Initially, Holmes denied any association with Brady but four days later, on May 20th 1935, the businessman went into his boatshed and attempted suicide by shooting himself in the head with a.32 calibre pistol. However, the bullet flattened against the bone of the forehead and he was merely stunned. Revived after falling into the water, he crawled into his speedboat and led two police launches on a chase around Sydney Harbour for several hours until he was finally caught and taken to hospital.
In early June 1935, Holmes decided to cooperate with the police in investigating the murder of Smith. He told Detective Sergeant Frank Matthews that Brady had killed Smith, dismembered his body and stowed it into a trunk that he had then thrown into Gunnamatta Bay. He then claimed Brady had come to his home, showed him the severed arm and threatened Holmes with murder if he did not receive ₤500 immediately. Holmes also admitted that after Brady had left his home, he travelled to the Sydney coastal suburb of Maroubra and discarded Smith's arm in the surf.
Second murder
On 11 June 1935, Holmes withdrew £500 from his account and late in the evening left home, telling his wife he had to meet someone. He was also very cautious as he left his home, accompanied by his wife to the door of his Nash sedan. Early the next morning, he was found dead in his car at Hickson Road, Dawes Point. He had been shot three times at close range. The crime scene was made to appear that Holmes had committed suicide, but forensic police had no doubt that he was murdered. Holmes was due to give evidence at Smith's inquest later that morning.Holmes was cremated at Northern Suburbs Crematorium on 13 June 1935. He left an estate valued at over ₤34,000 in 1935.
In his 1995 book The Shark Arm Murders, Professor Alex Castles claims that Holmes took out a contract on his own life to spare his family the public disgrace of conviction.
Coroner's inquest
The Coroner's inquest into Smith's death began on 12 June 1935 at the City Coroner's Court led by Mr. E.T. Oram, the same day Holmes was found dead in his car with gunshot wounds to his chest. Although Holmes was the inquest's star witness, he was never offered police protection before his testimony could be heard. Forensic evidence was examined by Prof Sydney Smith.The lawyer serving Brady, Clive Evatt KC, claimed to the coroner that there was not enough substance to begin the inquest. Evatt argued that an arm "did not constitute a body", and that Smith, minus his arm, could still be alive. The case is still unsolved.

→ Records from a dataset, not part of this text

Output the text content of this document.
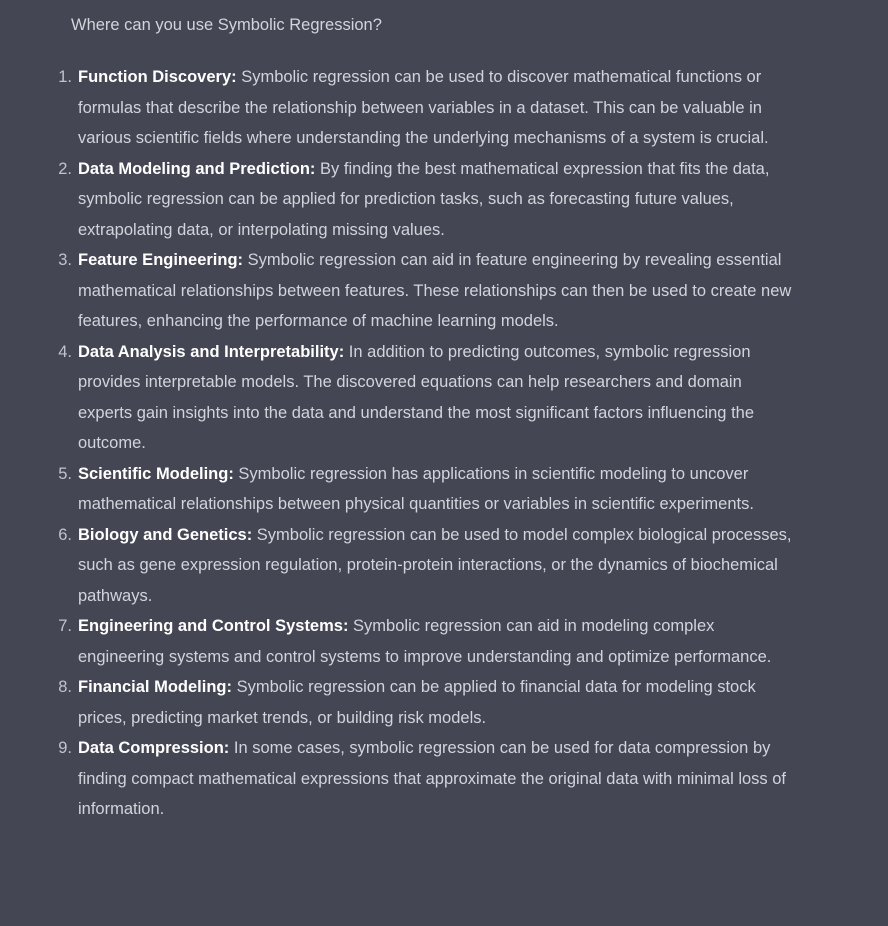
Where can you use Symbolic Regression?
1. Function Discovery: Symbolic regression can be used to discover mathematical functions or formulas that describe the relationship between variables in a dataset. This can be valuable in various scientific fields where understanding the underlying mechanisms of a system is crucial.
2. Data Modeling and Prediction: By finding the best mathematical expression that fits the data, symbolic regression can be applied for prediction tasks, such as forecasting future values, extrapolating data, or interpolating missing values.
3. Feature Engineering: Symbolic regression can aid in feature engineering by revealing essential mathematical relationships between features. These relationships can then be used to create new features, enhancing the performance of machine learning models.
4. Data Analysis and Interpretability: In addition to predicting outcomes, symbolic regression provides interpretable models. The discovered equations can help researchers and domain experts gain insights into the data and understand the most significant factors influencing the outcome.
5. Scientific Modeling: Symbolic regression has applications in scientific modeling to uncover mathematical relationships between physical quantities or variables in scientific experiments.
6. Biology and Genetics: Symbolic regression can be used to model complex biological processes, such as gene expression regulation, protein-protein interactions, or the dynamics of biochemical pathways.
7. Engineering and Control Systems: Symbolic regression can aid in modeling complex engineering systems and control systems to improve understanding and optimize performance.
8. Financial Modeling: Symbolic regression can be applied to financial data for modeling stock prices, predicting market trends, or building risk models.
9. Data Compression: In some cases, symbolic regression can be used for data compression by finding compact mathematical expressions that approximate the original data with minimal loss of information.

The inquest's most important witness, Holmes, was then dead; the case against Brady fell apart due to lack of evidence. The Shark Arm Murders suggests that Smith was killed by Brady on the orders of gangland figure Edward Frederick Weyman, who was arrested while attempting to defraud a bank with a forged cheque in 1934 and later during a bank robbery, apparently due to information Smith had given to the police. Smith had been exposed as a police informant, and therefore would have been a target for assassination.

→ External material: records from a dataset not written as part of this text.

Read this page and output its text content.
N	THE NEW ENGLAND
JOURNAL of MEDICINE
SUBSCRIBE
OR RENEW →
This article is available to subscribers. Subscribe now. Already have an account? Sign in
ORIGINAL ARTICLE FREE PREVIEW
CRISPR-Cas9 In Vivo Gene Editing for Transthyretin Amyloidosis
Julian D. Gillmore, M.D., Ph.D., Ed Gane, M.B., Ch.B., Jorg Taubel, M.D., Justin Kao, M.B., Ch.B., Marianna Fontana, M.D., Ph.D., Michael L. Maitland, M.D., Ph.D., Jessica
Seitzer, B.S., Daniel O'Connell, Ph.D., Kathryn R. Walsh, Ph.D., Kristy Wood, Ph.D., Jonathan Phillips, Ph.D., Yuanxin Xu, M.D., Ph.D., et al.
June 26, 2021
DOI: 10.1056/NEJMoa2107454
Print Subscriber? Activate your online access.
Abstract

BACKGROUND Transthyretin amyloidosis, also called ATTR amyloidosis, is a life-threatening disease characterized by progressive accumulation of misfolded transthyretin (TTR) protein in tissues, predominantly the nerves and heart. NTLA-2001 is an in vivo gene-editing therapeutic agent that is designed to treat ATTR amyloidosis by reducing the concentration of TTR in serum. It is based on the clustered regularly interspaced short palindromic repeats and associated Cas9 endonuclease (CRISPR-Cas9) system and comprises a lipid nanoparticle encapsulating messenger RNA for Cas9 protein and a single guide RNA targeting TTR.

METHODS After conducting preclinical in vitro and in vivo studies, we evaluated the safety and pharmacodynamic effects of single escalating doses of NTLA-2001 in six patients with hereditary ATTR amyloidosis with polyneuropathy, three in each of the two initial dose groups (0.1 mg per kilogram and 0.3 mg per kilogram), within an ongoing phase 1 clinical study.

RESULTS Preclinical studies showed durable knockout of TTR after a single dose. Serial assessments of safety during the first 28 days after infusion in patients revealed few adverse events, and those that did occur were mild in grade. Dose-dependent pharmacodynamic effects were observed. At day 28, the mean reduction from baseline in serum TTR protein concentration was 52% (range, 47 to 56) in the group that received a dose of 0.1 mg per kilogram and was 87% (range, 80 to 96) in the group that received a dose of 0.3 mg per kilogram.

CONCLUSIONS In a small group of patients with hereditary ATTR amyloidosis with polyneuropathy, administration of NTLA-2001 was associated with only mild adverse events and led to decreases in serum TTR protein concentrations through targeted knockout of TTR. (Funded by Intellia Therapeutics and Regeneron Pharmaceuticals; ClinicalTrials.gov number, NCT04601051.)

The police charged Brady with the murder of Smith, although he was later found not guilty and acquitted. For the next 30 years, Brady steadfastly maintained that he was in no way connected to the murder of Smith. He died at Concord Repatriation Hospital in Sydney on 18 April 1965, aged 76. The investigation into the murder of Smith and his severed arm became legendary in Australia's legal history.